Now, assuming (seems a reasonable assumption) that the model will not get worse if we add more training data to it, I was wondering if there is anything wrong with re-training the model with the full dataset once the steps above (validation and testing) have been completed. Obviously you can’t then re-test the model (because the newly trained model will have already seen all the samples in your dataset), but it seems reasonable to say that the performance metric you got on the test set when you only used 80% of the samples for training will not get any worse if you add the remaining 20% of the samples to the training set, hence you can keep the performance you got as a baseline, and then train the model on the full dataset knowing that the performance, if anything, is only going to get better than that.
Is there anything fundamentally wrong with this approach from a scientific or philosophical perspective? Any reason why it shouldn’t be done?
Two problems I see with that approach is:
Without a validation set, you don’t know how many epochs to train using the remaining 20%.
When you have a new model, you don’t have any way to compare its performance with the old model unless you keep a held-out test set.
Thanks for your answer.
Just to clarify, I did not mean to keep the model which was already fine tuned with 80% of the data and do some further fine tuning only with the remaining 20%. I meant use the exact same hyper-parameters I have chosen after doing the standard validation process (including number of epochs), and then retrain everything from scratch with those same hyper parameters but with 100% of the data, so I’m not sure if your first point is fully relevant here.
On your second point I agree with you, but as I said, if I use exactly the same hyper parameters which worked best when training with 80% of the data to retrain with 100% of the data from scratch, it’s unlikely that the performance will be worse than what I got with 80% of the data, so I will still know that it’s at least equal if not better than what I got before (although I won’t know how much better), but this would still be enough for me.
Does anyone have further comments based on this clarification?
It might work well, it might not. When you add data to your training run, the model will converge differently because it sees different data and optimizes accordingly. This might be good or bad (it is not a given that it will deterministically end up being better simply because you gave it more data), but the problem is that you simply cannot tell because you have no held-out set anymore. If you do wish to squeeze everything out of your data, cross validation is recommended.
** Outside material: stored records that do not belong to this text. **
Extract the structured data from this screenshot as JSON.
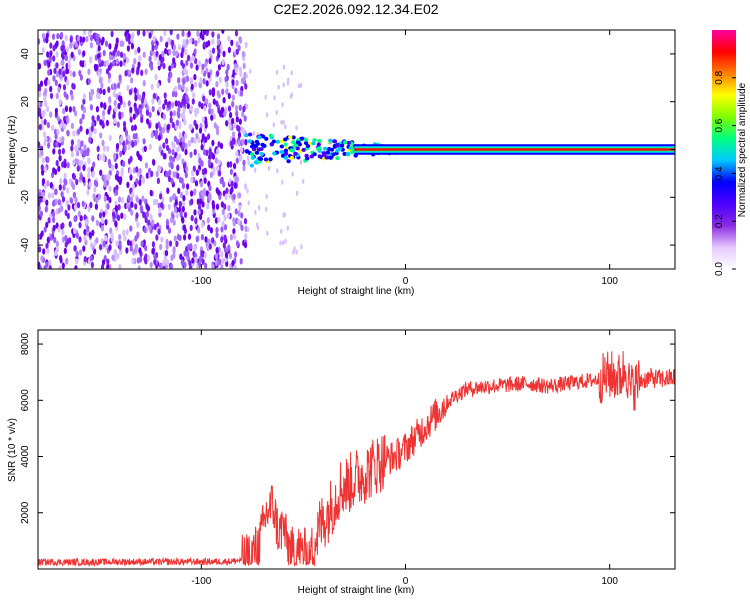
{
  "title": "C2E2.2026.092.12.34.E02",
  "chart_data": [
    {
      "type": "heatmap",
      "xlabel": "Height of straight line (km)",
      "ylabel": "Frequency (Hz)",
      "xlim": [
        -180,
        132
      ],
      "ylim": [
        -50,
        50
      ],
      "xticks": [
        -100,
        0,
        100
      ],
      "xtick_labels": [
        "-100",
        "0",
        "100"
      ],
      "yticks": [
        -40,
        -20,
        0,
        20,
        40
      ],
      "ytick_labels": [
        "-40",
        "-20",
        "0",
        "20",
        "40"
      ],
      "noise_region_end_km": -78,
      "signal_line_freq_hz": 0,
      "colorbar": {
        "label": "Normalized spectral amplitude",
        "range": [
          0,
          1
        ],
        "ticks": [
          0,
          0.2,
          0.4,
          0.6,
          0.8
        ],
        "tick_labels": [
          "0.0",
          "0.2",
          "0.4",
          "0.6",
          "0.8"
        ],
        "colors": [
          "#ffffff",
          "#e6c8ff",
          "#8a2be2",
          "#4b00ff",
          "#0000ff",
          "#00c8ff",
          "#00ff80",
          "#80ff00",
          "#ffff00",
          "#ff8000",
          "#ff0000",
          "#ff00a0"
        ]
      }
    },
    {
      "type": "line",
      "xlabel": "Height of straight line (km)",
      "ylabel": "SNR (10 * v/v)",
      "xlim": [
        -180,
        132
      ],
      "ylim": [
        0,
        8500
      ],
      "xticks": [
        -100,
        0,
        100
      ],
      "xtick_labels": [
        "-100",
        "0",
        "100"
      ],
      "yticks": [
        2000,
        4000,
        6000,
        8000
      ],
      "ytick_labels": [
        "2000",
        "4000",
        "6000",
        "8000"
      ],
      "color": "#ee3333",
      "series": [
        {
          "name": "SNR",
          "x": [
            -180,
            -160,
            -140,
            -120,
            -100,
            -85,
            -78,
            -72,
            -68,
            -65,
            -62,
            -60,
            -58,
            -55,
            -52,
            -48,
            -45,
            -42,
            -38,
            -35,
            -32,
            -28,
            -25,
            -22,
            -18,
            -15,
            -10,
            -5,
            0,
            5,
            10,
            15,
            20,
            25,
            30,
            40,
            50,
            60,
            70,
            80,
            90,
            95,
            100,
            105,
            108,
            110,
            115,
            120,
            125,
            132
          ],
          "y": [
            250,
            240,
            260,
            250,
            260,
            270,
            350,
            800,
            2000,
            2300,
            1200,
            1600,
            900,
            600,
            700,
            500,
            800,
            1500,
            2000,
            2400,
            2900,
            3000,
            3200,
            3300,
            3500,
            3700,
            3900,
            4000,
            4300,
            4700,
            5100,
            5500,
            5900,
            6200,
            6400,
            6500,
            6550,
            6600,
            6500,
            6600,
            6700,
            6750,
            6900,
            6800,
            7200,
            6400,
            6700,
            6800,
            6750,
            6800
          ]
        }
      ]
    }
  ]
}
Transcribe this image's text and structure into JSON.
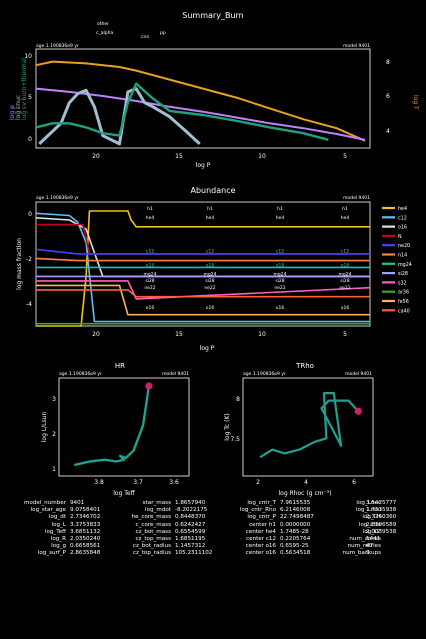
{
  "summary": {
    "title": "Summary_Burn",
    "age_label": "age 1.190836e9 yr",
    "model_label": "model 9401",
    "top_labels": [
      "other",
      "c_alpha",
      "cno",
      "pp"
    ],
    "ylabel_left": [
      "log ρ",
      "log εnuc",
      "log εv burn+thermal"
    ],
    "ylabel_right": "log T",
    "xlabel": "log P",
    "xticks": [
      "20",
      "15",
      "10",
      "5"
    ],
    "yticks_left": [
      "0",
      "5",
      "10"
    ],
    "yticks_right": [
      "4",
      "6",
      "8"
    ],
    "colors": {
      "log_T": "#e8a020",
      "log_rho": "#c080ff",
      "eps_nuc": "#a0c0d0",
      "eps_burn": "#20a080"
    }
  },
  "abundance": {
    "title": "Abundance",
    "age_label": "age 1.190836e9 yr",
    "model_label": "model 9401",
    "ylabel": "log mass fraction",
    "xlabel": "log P",
    "xticks": [
      "20",
      "15",
      "10",
      "5"
    ],
    "yticks": [
      "0",
      "-2",
      "-4"
    ],
    "legend": [
      "he4",
      "c12",
      "o16",
      "N",
      "ne20",
      "n14",
      "mg24",
      "si28",
      "s32",
      "ar36",
      "fe56",
      "ca40"
    ],
    "legend_colors": [
      "#f0c020",
      "#60c0f0",
      "#e0e0e0",
      "#c00020",
      "#4040ff",
      "#ff8040",
      "#20c0a0",
      "#a0a0ff",
      "#ff60c0",
      "#40a040",
      "#ffb060",
      "#ff6040"
    ],
    "line_labels": [
      {
        "text": "h1",
        "col": "#ffffff"
      },
      {
        "text": "he4",
        "col": "#ffffff"
      },
      {
        "text": "c12",
        "col": "#60c0f0"
      },
      {
        "text": "o16",
        "col": "#20c0a0"
      },
      {
        "text": "mg24",
        "col": "#ffffff"
      },
      {
        "text": "si28",
        "col": "#ffffff"
      },
      {
        "text": "ne22",
        "col": "#ffffff"
      },
      {
        "text": "o16",
        "col": "#ffffff"
      }
    ]
  },
  "hr": {
    "title": "HR",
    "age_label": "age 1.190836e9 yr",
    "model_label": "model 9401",
    "ylabel": "log L/Lsun",
    "xlabel": "log Teff",
    "xticks": [
      "3.8",
      "3.7",
      "3.6"
    ],
    "yticks": [
      "1",
      "2",
      "3"
    ]
  },
  "trho": {
    "title": "TRho",
    "age_label": "age 1.190836e9 yr",
    "model_label": "model 9401",
    "ylabel": "log Tc (K)",
    "xlabel": "log Rhoc (g cm⁻³)",
    "xticks": [
      "2",
      "4",
      "6"
    ],
    "yticks": [
      "7.5",
      "8"
    ]
  },
  "stats": [
    [
      "model_number",
      "9401",
      "star_mass",
      "1.8657940",
      "log_cntr_T",
      "7.9615535",
      "log_Lnuc",
      "3.5425777"
    ],
    [
      "log_star_age",
      "9.0758401",
      "log_mdot",
      "-8.2022175",
      "log_cntr_Rho",
      "6.2146008",
      "log_Lneu",
      "1.7335938"
    ],
    [
      "log_dt",
      "2.7346702",
      "he_core_mass",
      "0.8448370",
      "log_cntr_P",
      "22.7498487",
      "log_LH",
      "2.7760360"
    ],
    [
      "log_L",
      "3.3753833",
      "c_core_mass",
      "0.6242427",
      "center h1",
      "0.0000000",
      "log_LHe",
      "2.8206589"
    ],
    [
      "log_Teff",
      "3.6851132",
      "cz_bot_mass",
      "0.6554599",
      "center he4",
      "1.7485-28",
      "log_LZ",
      "2.0039538"
    ],
    [
      "log_R",
      "2.0350240",
      "cz_top_mass",
      "1.6851195",
      "center c12",
      "0.2205764",
      "num_zones",
      "1441"
    ],
    [
      "log_g",
      "0.6658561",
      "cz_bot_radius",
      "1.1457312",
      "center o16",
      "0.6595-25",
      "num_retries",
      "47"
    ],
    [
      "log_surf_P",
      "2.8635848",
      "cz_top_radius",
      "105.2311102",
      "center o16",
      "0.5634518",
      "num_backups",
      "9"
    ]
  ],
  "chart_data": [
    {
      "type": "line",
      "title": "Summary_Burn",
      "xlabel": "log P",
      "xlim": [
        23,
        3
      ],
      "ylim": [
        -1,
        11
      ],
      "ylim_right": [
        3.5,
        9
      ],
      "series": [
        {
          "name": "log T",
          "x": [
            23,
            22,
            20,
            18,
            17,
            15,
            13,
            11,
            9,
            7,
            5,
            3.3
          ],
          "y": [
            8.1,
            8.3,
            8.2,
            8.0,
            7.8,
            7.3,
            6.8,
            6.3,
            5.7,
            5.1,
            4.6,
            3.9
          ]
        },
        {
          "name": "log ρ",
          "x": [
            23,
            21,
            19,
            17,
            15,
            13,
            11,
            9,
            7,
            5,
            3.3
          ],
          "y": [
            6.2,
            5.8,
            5.3,
            4.7,
            4.0,
            3.4,
            2.7,
            2.0,
            1.4,
            0.7,
            0.0
          ]
        },
        {
          "name": "log εnuc",
          "x": [
            22.8,
            21.5,
            21,
            20.5,
            20,
            19.5,
            19,
            18,
            17.5,
            17,
            16.5,
            16,
            15,
            14,
            13.2
          ],
          "y": [
            -0.5,
            2.0,
            4.5,
            5.6,
            6.0,
            4.0,
            0.5,
            -0.5,
            5.8,
            6.2,
            4.5,
            4.0,
            2.8,
            1.0,
            -0.5
          ]
        },
        {
          "name": "log εv",
          "x": [
            23,
            22,
            21,
            20,
            19,
            18,
            17.5,
            17,
            16,
            15,
            13,
            11,
            9,
            7,
            5.5
          ],
          "y": [
            1.5,
            2.0,
            2.0,
            1.5,
            0.8,
            0.5,
            4.5,
            6.8,
            5.0,
            3.5,
            3.0,
            2.3,
            1.5,
            0.8,
            0.0
          ]
        }
      ]
    },
    {
      "type": "line",
      "title": "Abundance",
      "xlabel": "log P",
      "ylabel": "log mass fraction",
      "xlim": [
        23,
        3
      ],
      "ylim": [
        -5.2,
        0.3
      ],
      "series": [
        {
          "name": "he4",
          "x": [
            23,
            20.3,
            20,
            19.8,
            18,
            17.5,
            17.3,
            17,
            3
          ],
          "y": [
            -5.2,
            -5.2,
            -3.0,
            -0.1,
            -0.1,
            -0.1,
            -0.5,
            -0.8,
            -0.8
          ]
        },
        {
          "name": "c12",
          "x": [
            23,
            21,
            20.5,
            20,
            19.5,
            3
          ],
          "y": [
            -0.2,
            -0.3,
            -0.6,
            -1.5,
            -5.0,
            -5.0
          ]
        },
        {
          "name": "o16",
          "x": [
            23,
            21,
            20,
            19,
            3
          ],
          "y": [
            -0.4,
            -0.5,
            -0.9,
            -3.0,
            -3.0
          ]
        },
        {
          "name": "N",
          "x": [
            23,
            20.2,
            20,
            19.8,
            19.5,
            3
          ],
          "y": [
            -0.7,
            -0.7,
            -1.3,
            -2.0,
            -2.0,
            -2.0
          ]
        },
        {
          "name": "ne20",
          "x": [
            23,
            20.5,
            3
          ],
          "y": [
            -1.8,
            -2.0,
            -2.0
          ]
        },
        {
          "name": "n14",
          "x": [
            23,
            20.5,
            3
          ],
          "y": [
            -2.2,
            -2.3,
            -2.3
          ]
        },
        {
          "name": "mg24",
          "x": [
            23,
            3
          ],
          "y": [
            -2.6,
            -2.6
          ]
        },
        {
          "name": "si28",
          "x": [
            23,
            3
          ],
          "y": [
            -3.0,
            -3.0
          ]
        },
        {
          "name": "s32",
          "x": [
            23,
            17.5,
            17,
            3
          ],
          "y": [
            -3.2,
            -3.2,
            -4.0,
            -3.5
          ]
        },
        {
          "name": "ar36",
          "x": [
            23,
            3
          ],
          "y": [
            -5.1,
            -5.1
          ]
        },
        {
          "name": "fe56",
          "x": [
            23,
            18,
            17.5,
            3
          ],
          "y": [
            -3.4,
            -3.4,
            -4.7,
            -4.7
          ]
        },
        {
          "name": "ca40",
          "x": [
            23,
            17.5,
            17,
            3
          ],
          "y": [
            -3.6,
            -3.6,
            -3.9,
            -3.9
          ]
        }
      ]
    },
    {
      "type": "line",
      "title": "HR",
      "xlabel": "log Teff",
      "ylabel": "log L/Lsun",
      "xlim": [
        3.92,
        3.58
      ],
      "ylim": [
        0.9,
        3.6
      ],
      "series": [
        {
          "name": "track",
          "x": [
            3.88,
            3.84,
            3.8,
            3.77,
            3.75,
            3.76,
            3.745,
            3.725,
            3.7,
            3.69,
            3.685
          ],
          "y": [
            1.2,
            1.3,
            1.35,
            1.3,
            1.35,
            1.45,
            1.4,
            1.6,
            2.3,
            3.0,
            3.4
          ]
        },
        {
          "name": "current",
          "x": [
            3.685
          ],
          "y": [
            3.38
          ]
        }
      ]
    },
    {
      "type": "line",
      "title": "TRho",
      "xlabel": "log Rhoc",
      "ylabel": "log Tc",
      "xlim": [
        1.5,
        6.8
      ],
      "ylim": [
        7.1,
        8.4
      ],
      "series": [
        {
          "name": "track",
          "x": [
            2.2,
            2.7,
            3.2,
            3.8,
            4.4,
            4.9,
            4.8,
            5.2,
            5.5,
            4.7,
            5.0,
            5.8,
            6.2
          ],
          "y": [
            7.35,
            7.45,
            7.4,
            7.45,
            7.55,
            7.6,
            8.2,
            8.2,
            7.5,
            8.0,
            8.1,
            8.1,
            7.96
          ]
        },
        {
          "name": "current",
          "x": [
            6.2
          ],
          "y": [
            7.96
          ]
        }
      ]
    }
  ]
}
Thanks for your reply. Yes I see your point. Even with cross validation however, you would still end up training the final model on the whole dataset without being able to test it at the very end. If you have a 5-fold cross validation, for example, you might train your model from scratch 5 times, and each time you keep 1/5th (20%) of the data for validation, which changes every time, so that at the end of the 5 runs, each data sample would have been in the validation set once and in the training set four times. Then you can average the metrics from the 5 runs, and ultimately re-train the model with 100% of your data assuming (which is still an assumption) that the averages of the performance metrics that you got across the 5 runs of the cross validation exercise while you trained the model with 80% of the data each time, is a good estimate of the model performance when trained with 100% of the data. So there are still some assumptions in there, but perhaps they’re more justifiable that simply doing what I was proposing earlier.